PG&E

State Audit Shows PG&E Had Repair Job Backlog in Sonoma, Santa Rosa

The state’s last regulatory audit of the PG&E division ravaged by the North Bay firestorm warned the utility that it was late in fixing more than 3,500 known electrical problems in Santa Rosa and Sonoma alone, records reviewed by NBC Bay Area show.

The findings of the California Public Utilities Commission’s PG&E Sonoma Division audit -- performed in September 2015 – point to concerns about PG&E maintenance practices well before the fires that destroyed nearly 5,000 homes and claimed 42 lives. PG&E has filed eight separate regulatory notices of electrical equipment failures in the fires.

In a December 31, 2015 audit letter to the utility, Fayi Daye, a supervising electric safety regulator with the state’s Public Utilities Commission, outlined the violations found in the review of records between 2010 and 2015 and a spot check of the division’s electrical distribution equipment.

Daye noted that the auditors’ review of repair records for the areas that would become hardest hit by the fires -- Santa Rosa and Sonoma -- showed the company was behind schedule on a total of 3,527 separate repair orders.

“Late work orders included overhead and underground facilities,” Daye noted.

The audit also checked PG&E’s maps of electrical distribution lines and found more than 50 pieces of overhead equipment – including pole mounted transformers and lines themselves-- had not been inspected yearly as required under state rules.

Spot checks showed that for one power pole in Santa Rosa, a supporting cable was not properly connected to assure the pole could remain standing. Inspectors also found that communications gear had been spliced onto the line and was dangling 10 feet from the ground.

“PG&E did not notify the communications company of this safety hazard when it last inspected the pole,” Daye’s report noted. In another location in Somona, inspectors found “noticeable slack” on a support strut between poles.

The PUC didn’t issue any fines in the audit. Critics were dismayed by the findings.

“This is particularly alarming because these citations are where the fires happened," said Britt Strottman, and attorney for the counties ravaged by the San Bruno pipeline fire and the massive Butte fire in 2015. She says the audit reflects a troubling pattern. "PG&E has a history of neglecting its infrastructure and this is more evidence of that."

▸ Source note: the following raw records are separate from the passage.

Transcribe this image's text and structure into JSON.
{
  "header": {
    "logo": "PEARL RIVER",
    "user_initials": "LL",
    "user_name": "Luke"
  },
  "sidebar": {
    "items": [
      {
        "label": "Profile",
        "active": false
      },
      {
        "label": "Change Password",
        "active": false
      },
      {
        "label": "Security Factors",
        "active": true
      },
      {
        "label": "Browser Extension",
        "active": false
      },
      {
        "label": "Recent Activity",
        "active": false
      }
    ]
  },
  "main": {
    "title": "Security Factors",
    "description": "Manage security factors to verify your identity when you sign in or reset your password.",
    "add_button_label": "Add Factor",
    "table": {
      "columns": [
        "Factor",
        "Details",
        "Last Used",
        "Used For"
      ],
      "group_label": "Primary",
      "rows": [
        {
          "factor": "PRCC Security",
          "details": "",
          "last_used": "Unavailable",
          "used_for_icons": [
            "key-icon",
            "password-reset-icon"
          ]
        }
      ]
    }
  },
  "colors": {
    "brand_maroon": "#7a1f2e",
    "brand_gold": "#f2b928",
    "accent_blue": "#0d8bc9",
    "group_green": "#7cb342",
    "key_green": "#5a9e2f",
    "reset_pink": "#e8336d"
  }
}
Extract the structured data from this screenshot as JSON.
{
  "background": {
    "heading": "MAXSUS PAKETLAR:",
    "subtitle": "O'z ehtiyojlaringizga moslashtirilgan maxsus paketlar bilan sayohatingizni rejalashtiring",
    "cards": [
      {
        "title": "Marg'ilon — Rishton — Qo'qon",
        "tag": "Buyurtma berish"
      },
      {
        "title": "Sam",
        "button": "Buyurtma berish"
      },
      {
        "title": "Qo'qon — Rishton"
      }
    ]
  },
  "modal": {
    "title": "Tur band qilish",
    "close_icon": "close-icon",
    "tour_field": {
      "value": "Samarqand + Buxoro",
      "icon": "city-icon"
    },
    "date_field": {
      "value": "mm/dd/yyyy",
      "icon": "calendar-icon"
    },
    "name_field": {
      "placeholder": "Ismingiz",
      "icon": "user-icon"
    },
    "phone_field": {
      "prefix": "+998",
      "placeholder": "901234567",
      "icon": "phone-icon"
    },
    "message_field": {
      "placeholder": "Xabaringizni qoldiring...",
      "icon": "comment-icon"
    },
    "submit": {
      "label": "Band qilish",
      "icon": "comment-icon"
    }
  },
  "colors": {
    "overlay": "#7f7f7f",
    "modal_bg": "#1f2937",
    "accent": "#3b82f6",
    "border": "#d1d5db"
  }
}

State Sen. Jerry Hill was also troubled by the findings and wants to make sure regulators do a better job of monitoring the utility's repair efforts.

“It was very shocking,” Hill said.

“Thirty five hundred jobs not completed really was a surprise because they are getting the money for these, they are getting the funds to do the work in a timely manner.”

PG&E did not respond to requests for comment or provide its official reply to the audit findings.